Facts & Data — Why Grasslands Matter

  • Biome significance
    • Grasslands and savannahs cover ~40% of the Earths land surface globally.
    • They support pastoralist communities, biodiversity, and hydrological systems (e.g., Brazil’s cerrado houses 8 of 12 major river systems).
  • Carbon & ecosystem services
    • Grasslands store a large share of carbon underground in soils, making them stable long-term carbon sinks (often more resilient than forests to fires & droughts).
    • Suppression of indigenous land management (e.g., controlled burns, regulated grazing) increases wildfire intensity and carbon release.

Current Threats

  • Australia — desert grasslands
    • Facing climate-induced dry spells & flash floods and spread of buffel grass (Cenchrus ciliaris) → burns hotter, displaces native grasses.
    • Indigenous Desert Alliance (IDA) uses cultural burning, invasive-species control, and ranger monitoring — but funding remains inadequate.
  • Brazil — Cerrado savannah
    • Losing habitat at nearly twice the rate of the Amazon due to agriculture, mining, and land-use change.
    • 70% of Brazils agricultural toxic waste is dumped in the cerrado → ecological and health risks.
    • Grasslands are ecologically linked to the Amazon — No cerrado, no Amazon.
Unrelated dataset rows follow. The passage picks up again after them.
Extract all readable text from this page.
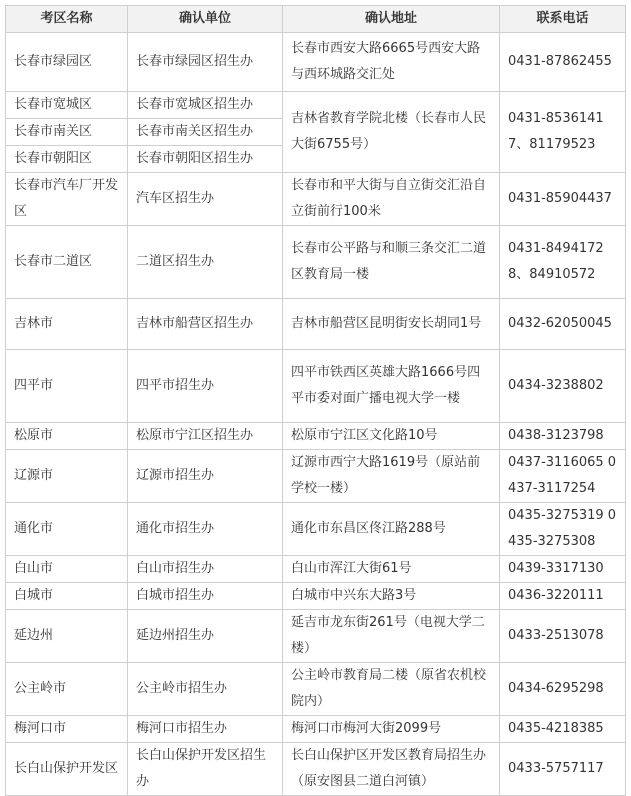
考区名称	确认单位	确认地址	联系电话
长春市绿园区	长春市绿园区招生办	长春市西安大路6665号西安大路与西环城路交汇处	0431-87862455
长春市宽城区	长春市宽城区招生办	吉林省教育学院北楼（长春市人民大街6755号）	0431-85361417、81179523
长春市南关区	长春市南关区招生办		
长春市朝阳区	长春市朝阳区招生办		
长春市汽车厂开发区	汽车区招生办	长春市和平大街与自立街交汇沿自立街前行100米	0431-85904437
长春市二道区	二道区招生办	长春市公平路与和顺三条交汇二道区教育局一楼	0431-84941728、84910572
吉林市	吉林市船营区招生办	吉林市船营区昆明街安长胡同1号	0432-62050045
四平市	四平市招生办	四平市铁西区英雄大路1666号四平市委对面广播电视大学一楼	0434-3238802
松原市	松原市宁江区招生办	松原市宁江区文化路10号	0438-3123798
辽源市	辽源市招生办	辽源市西宁大路1619号（原站前学校一楼）	0437-3116065 0437-3117254
通化市	通化市招生办	通化市东昌区佟江路288号	0435-3275319 0435-3275308
白山市	白山市招生办	白山市浑江大街61号	0439-3317130
白城市	白城市招生办	白城市中兴东大路3号	0436-3220111
延边州	延边州招生办	延吉市龙东街261号（电视大学二楼）	0433-2513078
公主岭市	公主岭市招生办	公主岭市教育局二楼（原省农机校院内）	0434-6295298
梅河口市	梅河口市招生办	梅河口市梅河大街2099号	0435-4218385
长白山保护开发区	长白山保护开发区招生办	长白山保护区开发区教育局招生办（原安图县二道白河镇）	0433-5757117
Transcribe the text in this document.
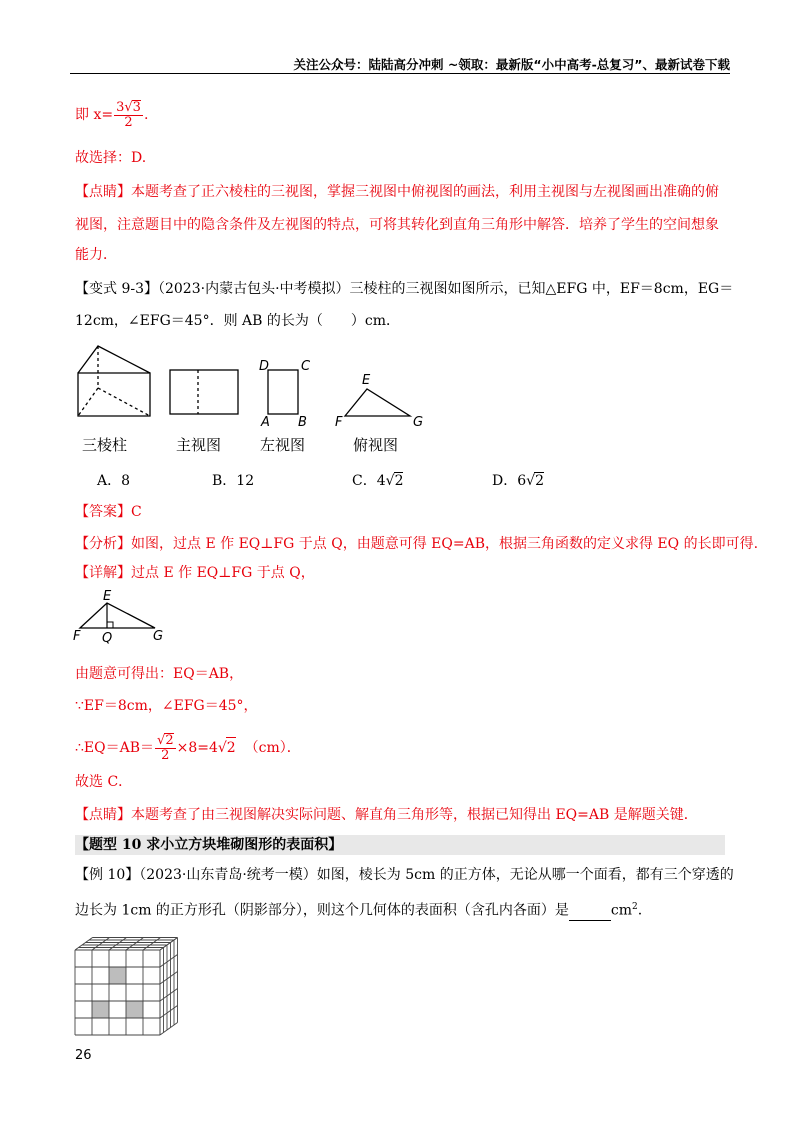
关注公众号：陆陆高分冲刺 ~领取：最新版“小中高考-总复习”、最新试卷下载
即 $x= \frac{3√3}{2}$ .
故选择：D.
【点睛】本题考查了正六棱柱的三视图，掌握三视图中俯视图的画法，利用主视图与左视图画出准确的俯
视图，注意题目中的隐含条件及左视图的特点，可将其转化到直角三角形中解答．培养了学生的空间想象
能力．
【变式 9-3】（2023·内蒙古包头·中考模拟）三棱柱的三视图如图所示，已知△EFG 中，EF＝8cm，EG＝
12cm，∠EFG＝45°．则 AB 的长为（　　）cm．
D C
A B
E
F	G
三棱柱	主视图	左视图	俯视图
A．8	B．12	C．4√2	D．6√2
【答案】C
【分析】如图，过点 E 作 EQ⊥FG 于点 Q，由题意可得 EQ=AB，根据三角函数的定义求得 EQ 的长即可得.
【详解】过点 E 作 EQ⊥FG 于点 Q，
E
F Q	G
由题意可得出：EQ＝AB，
∵EF＝8cm，∠EFG＝45°，
∴EQ＝AB＝ $\frac{√2}{2} \times 8=4√2$ （cm）．
故选 C．
【点睛】本题考查了由三视图解决实际问题、解直角三角形等，根据已知得出 EQ=AB 是解题关键．
【题型 10 求小立方块堆砌图形的表面积】
【例 10】（2023·山东青岛·统考一模）如图，棱长为 5cm 的正方体，无论从哪一个面看，都有三个穿透的
边长为 1cm 的正方形孔（阴影部分），则这个几何体的表面积（含孔内各面）是	$cm^2$.
26
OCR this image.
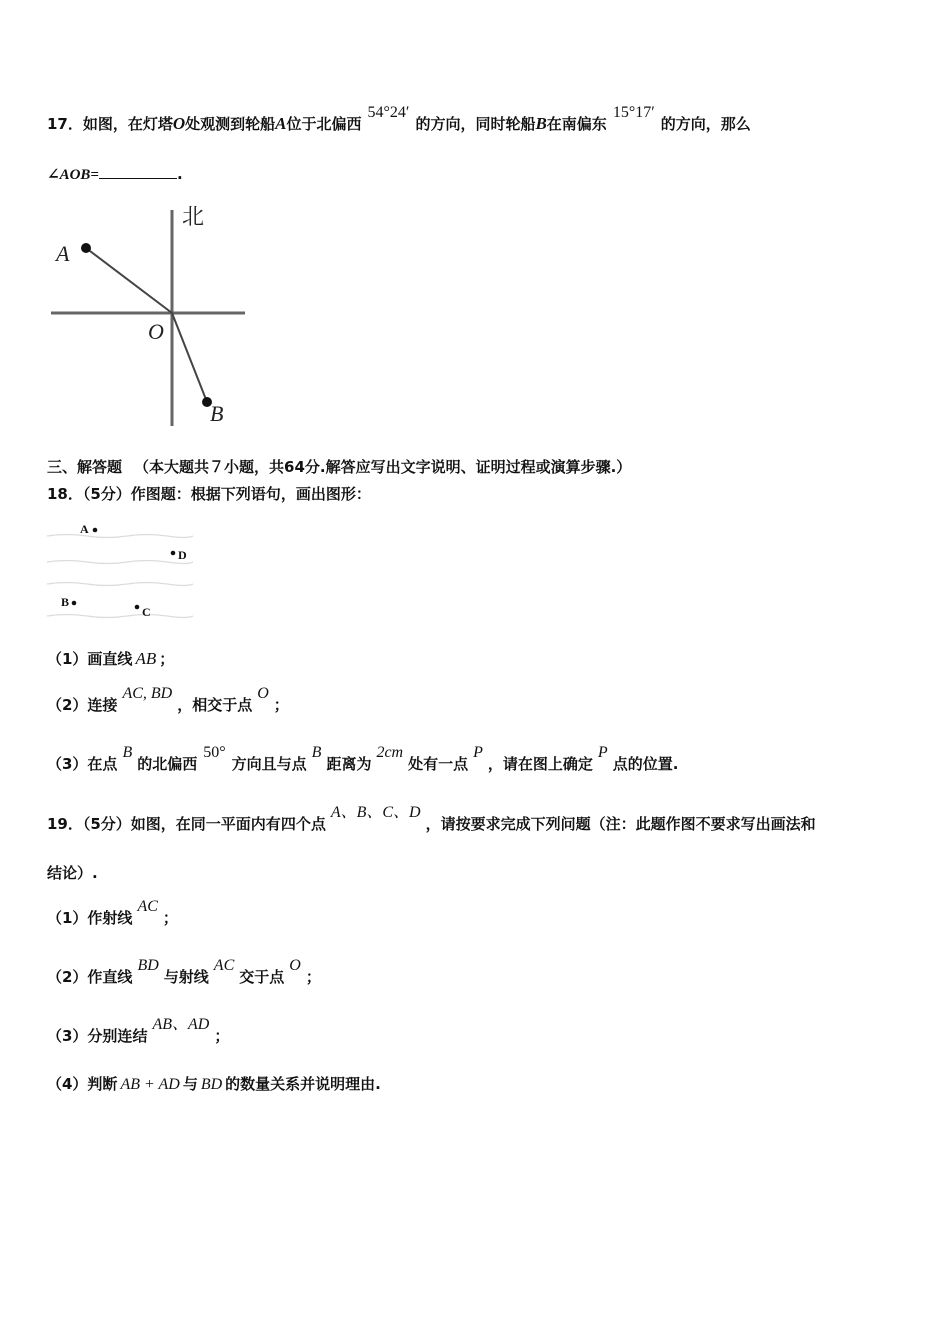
17．如图，在灯塔O处观测到轮船A位于北偏西54°24′的方向，同时轮船B在南偏东15°17′的方向，那么
∠AOB=	.
北
A
O
B
三、解答题 （本大题共７小题，共64分.解答应写出文字说明、证明过程或演算步骤.）
18．（5分）作图题：根据下列语句，画出图形：
A
D
B
C
（1）画直线 AB ；
（2）连接AC, BD，相交于点O；
（3）在点B的北偏西50°方向且与点B距离为2cm处有一点P，请在图上确定P点的位置.
19．（5分）如图，在同一平面内有四个点A、B、C、D，请按要求完成下列问题（注：此题作图不要求写出画法和
结论）.
（1）作射线AC；
（2）作直线BD与射线AC交于点O；
（3）分别连结AB、AD；
（4）判断 AB + AD 与 BD 的数量关系并说明理由.
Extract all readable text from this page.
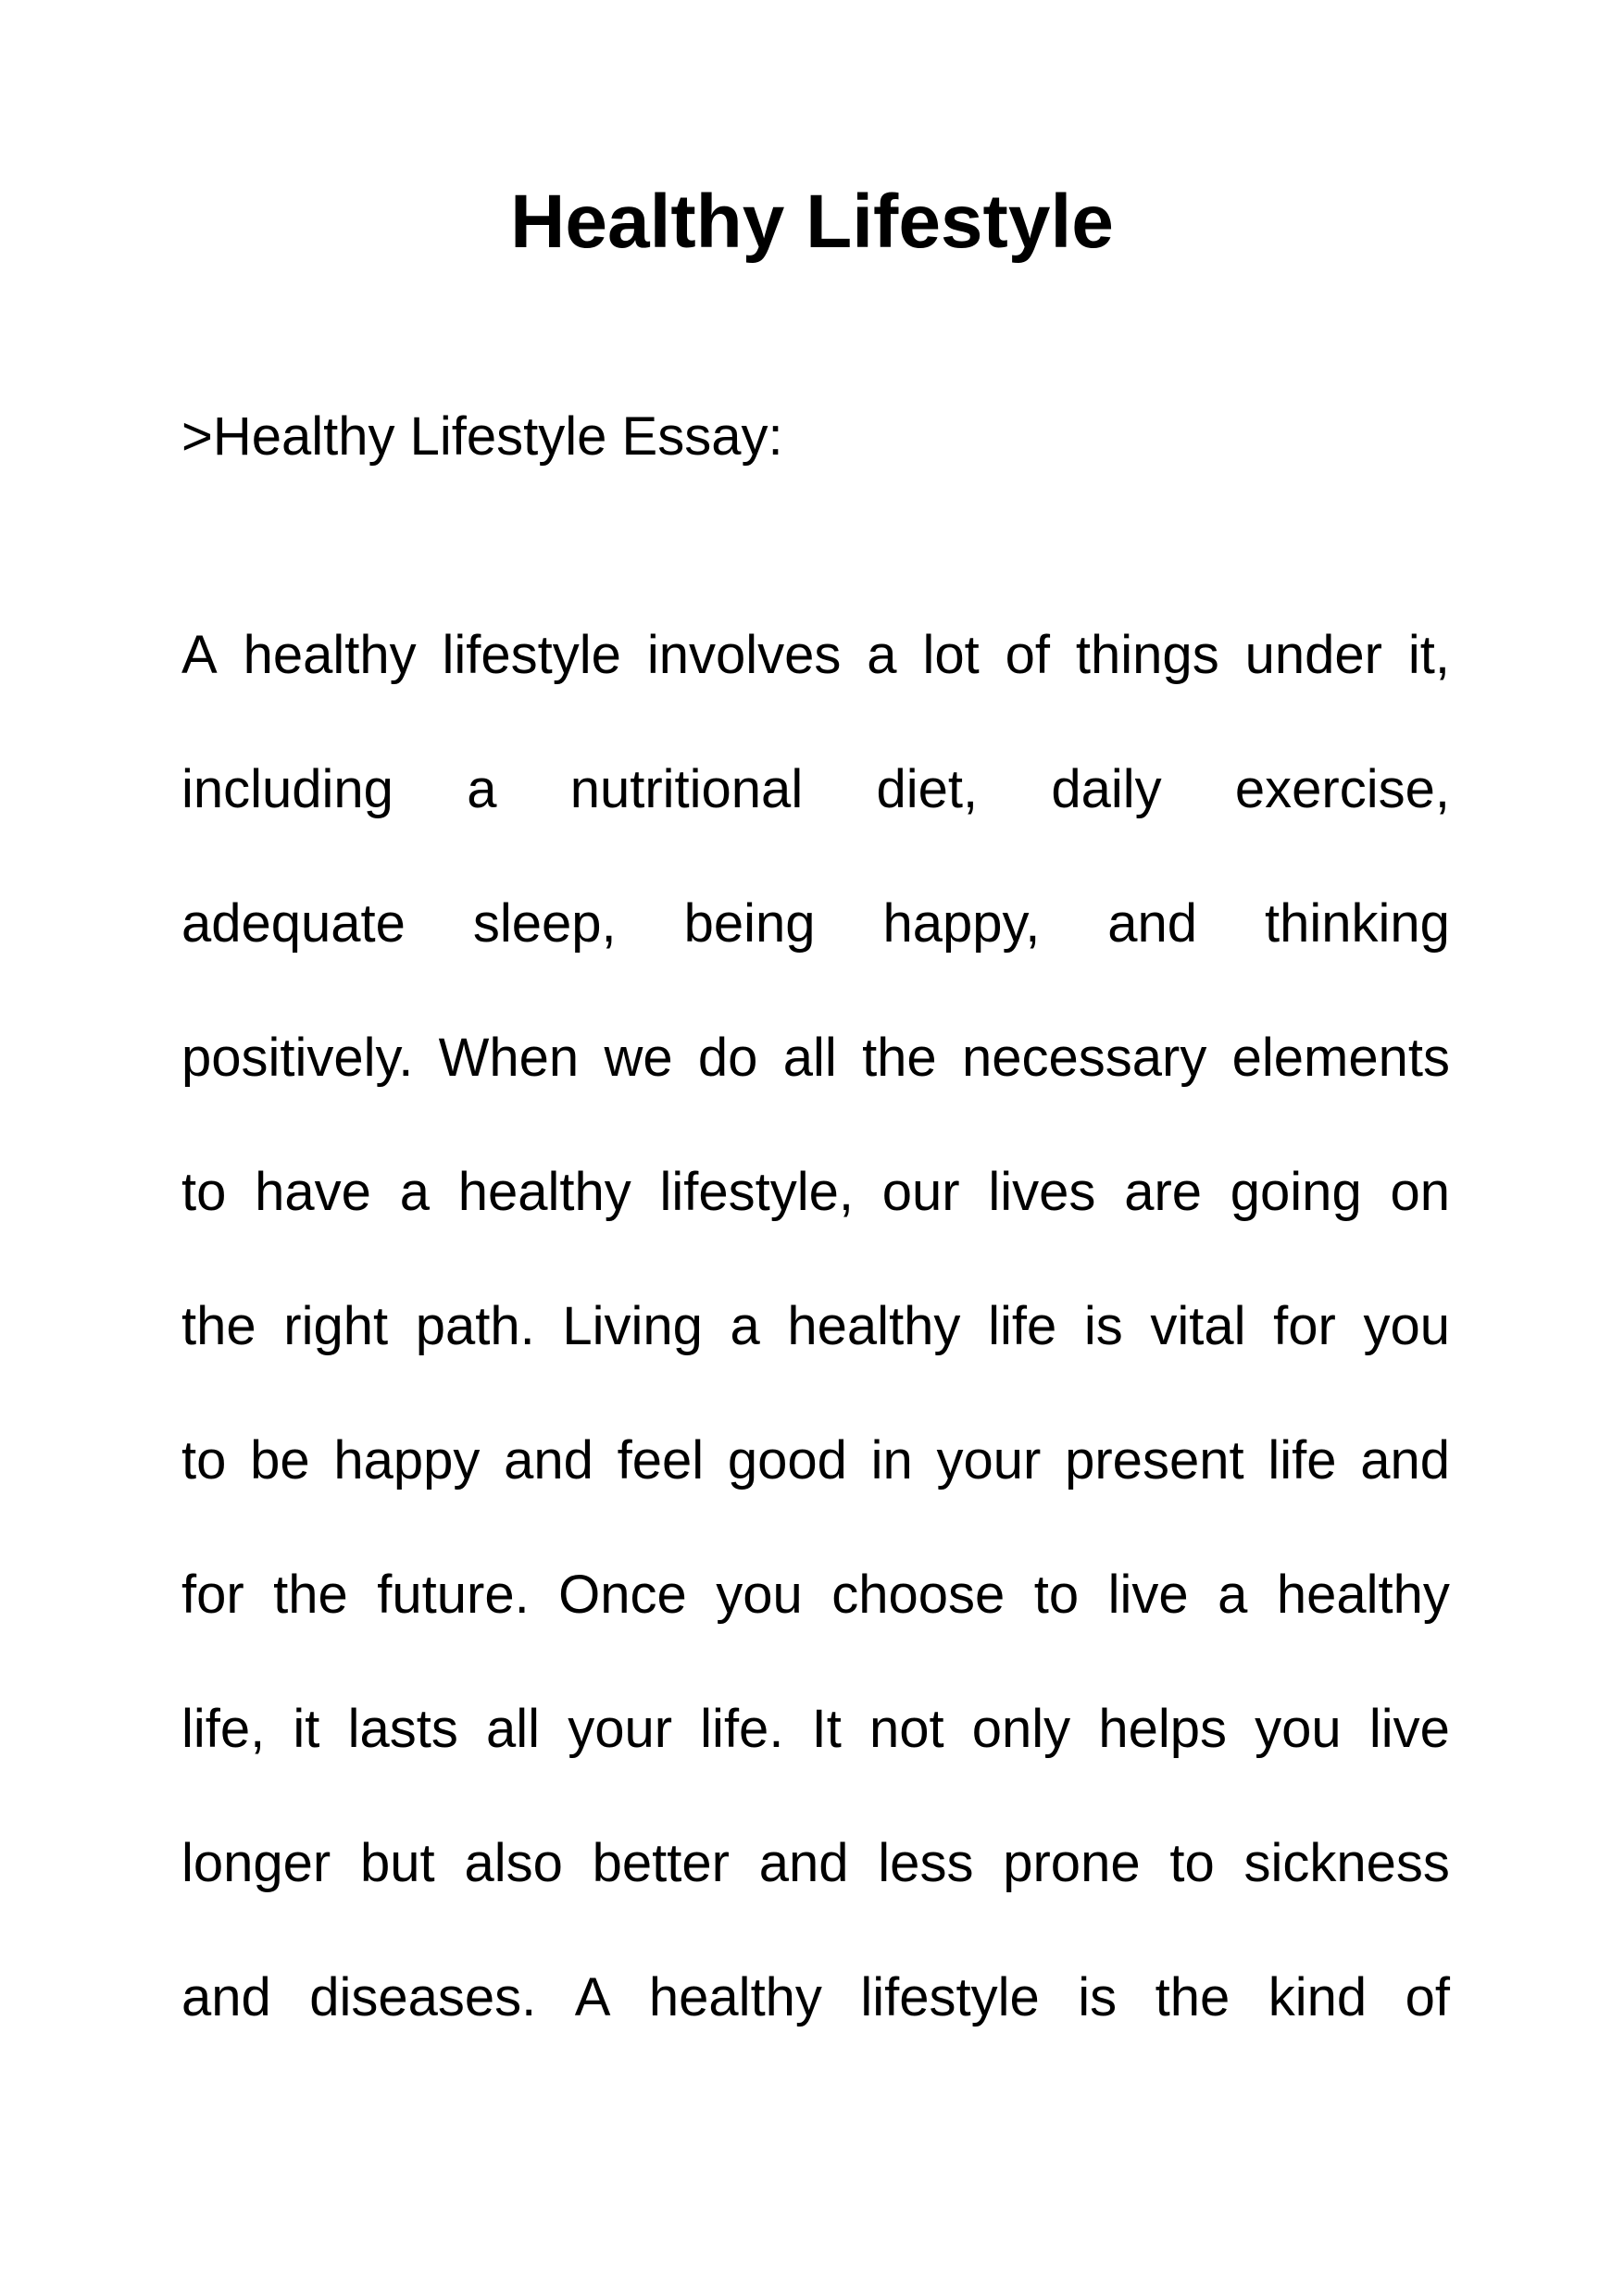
Healthy Lifestyle

>Healthy Lifestyle Essay:

A healthy lifestyle involves a lot of things under it,
including a nutritional diet, daily exercise,
adequate sleep, being happy, and thinking
positively. When we do all the necessary elements
to have a healthy lifestyle, our lives are going on
the right path. Living a healthy life is vital for you
to be happy and feel good in your present life and
for the future. Once you choose to live a healthy
life, it lasts all your life. It not only helps you live
longer but also better and less prone to sickness
and diseases. A healthy lifestyle is the kind of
Policy & Multilateral Context

  • UNFCCC climate focus remains forest-centric (e.g., Tropical Forest Forever Facility at COP30).
  • Grasslands better recognised under CBD & UNCCD:
    • UNCCD COP16 — Resolution L15: calls rangelands complex socio-ecological systems, urges tenure security & investment.
  • WWF & IUCN report at COP30: Protecting the Overlooked Carbon Sink
    • Recommends integrating grasslands across all three Rio Conventions and into country NDCs.

India-Specific Insights

  • Grasslands in India fall under 18 different Ministries → fragmented policy and conflicting classifications
    • E.g., Environment Ministry treats grasslands as afforestation areas
    • Rural Development Ministry categorises them as wastelands → open to conversion.
  • India’s NDC currently targets 2.5–3 billion tonnes CO₂ sink via forests/tree cover by 2030
    • Including grasslands as carbon sinks would strengthen mitigation and correct forest-bias.

What Needs to Change ?

  • Recognise grasslands as independent ecosystems, not “empty land” or wasteland.
  • Integrate grasslands into:
    • Nationally Determined Contributions (NDCs)
    • Land-degradation neutrality & biodiversity frameworks
  • Ensure:
    • Indigenous & community land rights + co-management
    • Ecosystem-based approaches (fires, grazing, rangeland stewardship)
  • Build cross-convention coordination — UNFCCC-CBD-UNCCD → break institutional silos.